The Rhyme To Porringer
by
As Played at Tunbridge Wells, April 2, 1750
“Ye gods, why are not hearts first paired above,
But still some interfere in others’ love,
Ere each for each by certain marks are known?
You mould them up in haste, and drop them down,
And while we seek what carelessly you sort,
You sit in state, and make our pains your sport.
“
DRAMATIS PERSONÆ
CAPTAIN AUDAINE, an ingenious, well-accomplished gentleman.
LORD HUMPHREY DEGGE, an airy young gentleman, loves Miss Allonby for her money.
VANRINGHAM, emissary and confederate of Audaine.
MISS ALLONBY, a young lady of wit and fortune.
ATTENDANTS to Lord Humphrey, Etc.
SCENE
Tunbridge Wells, first in and about Lord Humphrey’s lodgings, then shifting to a drawing-room in Lady Allonby’s villa.
THE RHYME TO PORRINGER
PROEM:–Merely to Serve as Intermezzo
Next morning Captain Audaine was closeted with Mr. Vanringham in the latter’s apartments at the Three Gudgeons. I abridge the Captain’s relation of their interview, and merely tell you that it ended in the actor’s looking up, with a puzzled face, from a certain document.
“You might have let me have a whiff of this,” Mr. Vanringham began. “You might have breathed, say, a syllable or two last night–“
“I had my instructions, sir, but yesterday,” replied the Captain; “and surely, Mr. Vanringham, to have presumed last night upon my possession of this paper, so far as to have demanded any favor of you, were unreasonable, even had it not savored of cowardice. For, as it has been very finely observed, it is the nicest part of commerce in the world, that of doing and receiving benefits. O Lord, sir! there are so many thousand circumstances, with respect to time, person, and place, which either heighten or allay the value of the obligation–“
“I take your point,” said the other, with some haste, “and concede that you are, beyond any reasonable doubt, in the right.
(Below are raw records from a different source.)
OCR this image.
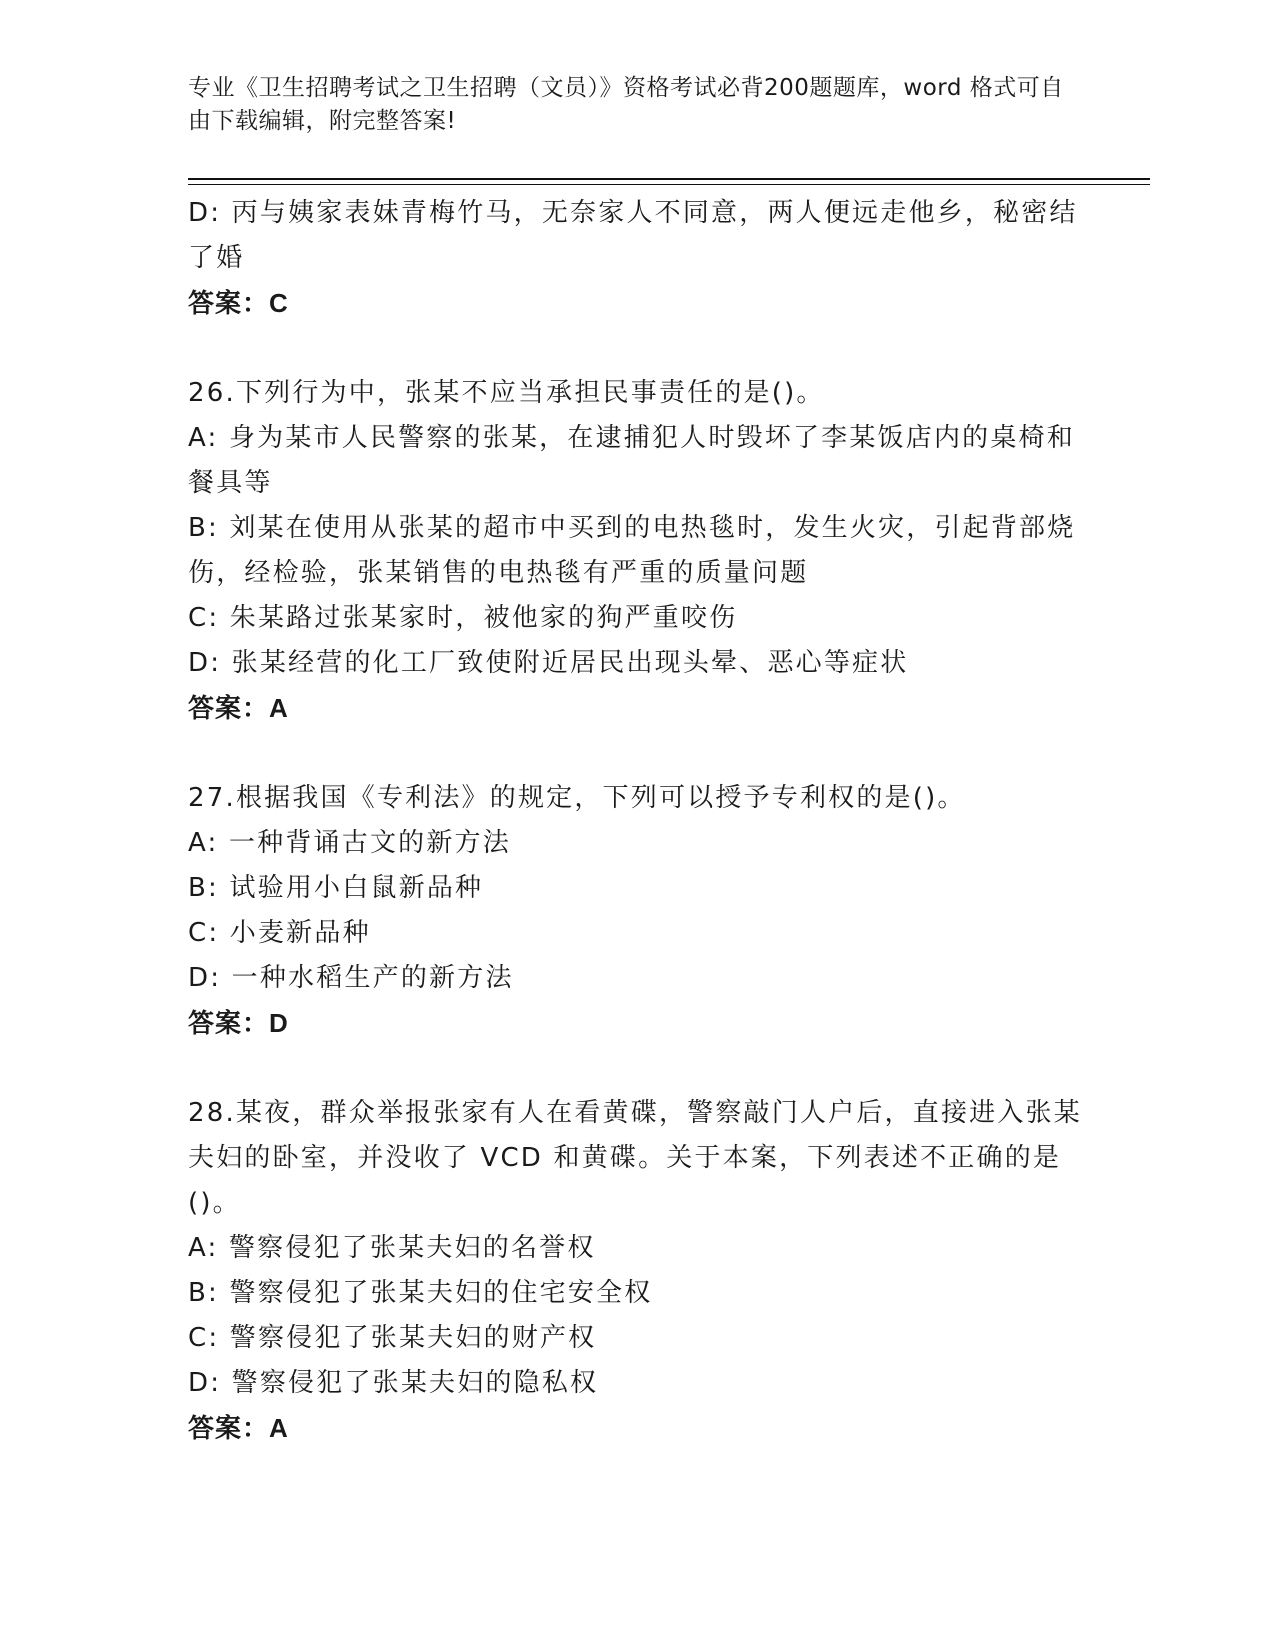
专业《卫生招聘考试之卫生招聘（文员）》资格考试必背200题题库，word 格式可自由下载编辑，附完整答案!
D: 丙与姨家表妹青梅竹马，无奈家人不同意，两人便远走他乡，秘密结了婚
答案：C
26.下列行为中，张某不应当承担民事责任的是()。
A: 身为某市人民警察的张某，在逮捕犯人时毁坏了李某饭店内的桌椅和餐具等
B: 刘某在使用从张某的超市中买到的电热毯时，发生火灾，引起背部烧伤，经检验，张某销售的电热毯有严重的质量问题
C: 朱某路过张某家时，被他家的狗严重咬伤
D: 张某经营的化工厂致使附近居民出现头晕、恶心等症状
答案：A
27.根据我国《专利法》的规定，下列可以授予专利权的是()。
A: 一种背诵古文的新方法
B: 试验用小白鼠新品种
C: 小麦新品种
D: 一种水稻生产的新方法
答案：D
28.某夜，群众举报张家有人在看黄碟，警察敲门人户后，直接进入张某夫妇的卧室，并没收了 VCD 和黄碟。关于本案，下列表述不正确的是()。
A: 警察侵犯了张某夫妇的名誉权
B: 警察侵犯了张某夫妇的住宅安全权
C: 警察侵犯了张某夫妇的财产权
D: 警察侵犯了张某夫妇的隐私权
答案：A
Within the hour I am off.”
“Then all is well,” said Captain Audaine.
But he was wrong in this opinion, so wrong that I confute him by subjoining his own account of what befell, somewhat later in the day.
I
‘Twas hard upon ten in the evening (the Captain estimates) when I left Lady Culcheth’s, [Footnote: Sir Henry Muskerry’s daughter, of whom I have already spoken, and by common consent an estimable lady and a person of fine wit; but my infatuation for Lady Betty had by this time, after three nights with her, been puffed out; and this fortunate extinction, through the affair of the broken snuffbox, had left me now entirely indifferent to all her raptures, panegyrics, and premeditated artlessnesses.–F. A.] and I protest that at the time there was not a happier man in all Tunbridge than Francis Audaine.
“You haven’t the king?” Miss Allonby was saying, as I made my adieus to the company. “Then I play queen, knave, and ace, which gives me the game, Lord Humphrey.”
And afterward she shuffled the cards and flashed across the room a glance whose brilliance shamed the tawdry candles about her, and, as you can readily conceive, roused a prodigious trepidation in my adoring breast.
“Dorothy!–O Dorothy!” I said over and over again when I had reached the street; and so went homeward with constant repetitions of her dear name.
I suppose it was an idiotic piece of business; but you are to remember that I loved her with an entire heart, and that, as yet, I could scarcely believe the confession of a reciprocal attachment, which I had wrung from her overnight, to the accompaniment of Gerald’s snoring, had been other than an unusually delectable and audacious dream upon the part of Frank Audaine.
I found it, then, as I went homeward, a heady joy to ponder on her loveliness. Oh, the wonder of her voice, that is a love-song! cried my heart. Oh, the candid eyes of her, more beautiful than the June heavens, more blue than the very bluest speedwell-flower! Oh, the tilt of her tiny chin, and the incredible gold of her hair, and the quite unbelievable pink-and-white of her little flower-soft face! And, oh, the scrap of crimson that is her mouth.